Después de Splash.

La lluvia cae a cantaros en la ciudad y el callejón a donde me metiste parece interminable y magnífico. Mi corazón va al ritmo del beat electrónico que se queda atrás, mi ropa se empapa y mi piel descansa del calor infernal de verano.
Pisamos la mezcla de vómito, orina y semen que se esparce en lo oscuro, nuestro camino es el más fétido... lo ha sido siempre. 
Nada pasa cuando tienes ganas de encontrar,  te tengo enfrente de mí, el premio de mi noche, con tu sonrisa de película, tu chamarra de cuero y tu cerebro más excelso que el de Volpi.

¿Pero qué encontrar? Me pasa por mi mente drogada mientras te alusino.

La única respuesta aparece cuando veo la tranquilidad de las masas que caminan lentamente como una gran mancha que ensucia mis posibles respuestas, incluso las más obvias.
Esa mancha vieja de doscientos años de edad que vive entre fútbol, tabaco, drogas y una guerra que todos ignoran.

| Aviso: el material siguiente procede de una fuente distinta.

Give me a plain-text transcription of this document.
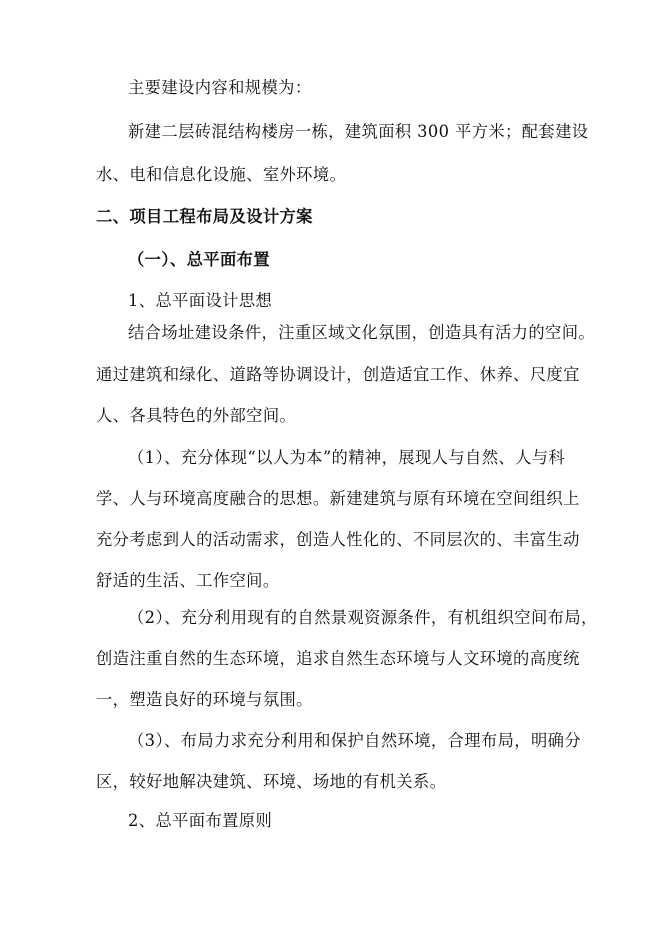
主要建设内容和规模为：
新建二层砖混结构楼房一栋，建筑面积 300 平方米；配套建设
水、电和信息化设施、室外环境。
二、项目工程布局及设计方案
（一）、总平面布置
1、总平面设计思想
结合场址建设条件，注重区域文化氛围，创造具有活力的空间。
通过建筑和绿化、道路等协调设计，创造适宜工作、休养、尺度宜
人、各具特色的外部空间。
（1）、充分体现“以人为本”的精神，展现人与自然、人与科
学、人与环境高度融合的思想。新建建筑与原有环境在空间组织上
充分考虑到人的活动需求，创造人性化的、不同层次的、丰富生动
舒适的生活、工作空间。
（2）、充分利用现有的自然景观资源条件，有机组织空间布局，
创造注重自然的生态环境，追求自然生态环境与人文环境的高度统
一，塑造良好的环境与氛围。
（3）、布局力求充分利用和保护自然环境，合理布局，明确分
区，较好地解决建筑、环境、场地的有机关系。
2、总平面布置原则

Esa mancha que amo, que odio, que escapo, que me retuerce la mente.

Este callejón que nos alberga, es el único que puede sentir ese llanto prolongado y lento que cargo por herencia, ese que aborrezco y que todos ellos degustan, disfrutan y hasta enaltecen.

-¿Tú qué encuentras?- Le pregunto mientras inhalo la botella de popper y me bajo a su sublime virilidad.
- Veo los pendientes que nadie arregla, nos veo a nosotros, entregados a lo que más importa- me dices mientras me agarras la cabeza y me encajas hasta tu último centimetro en la garganta.

-¿Quién te dijo que no puedes usar el morbo?- me dices- si tú eres el experto en esto.

Y descargas los multicolores de pastillas en mi rostro, y la lluvia se los lleva... nos lleva a los dos por el camino grotesco y nos limpia.
Nueva York nos protege con sus callejones, con sus pizzerías de 24 horas, y me vuelves a preguntar como siempre.
- ¿Y tu tierra surrealista donde está?
- Esa se la quedó Bretón- te respondo.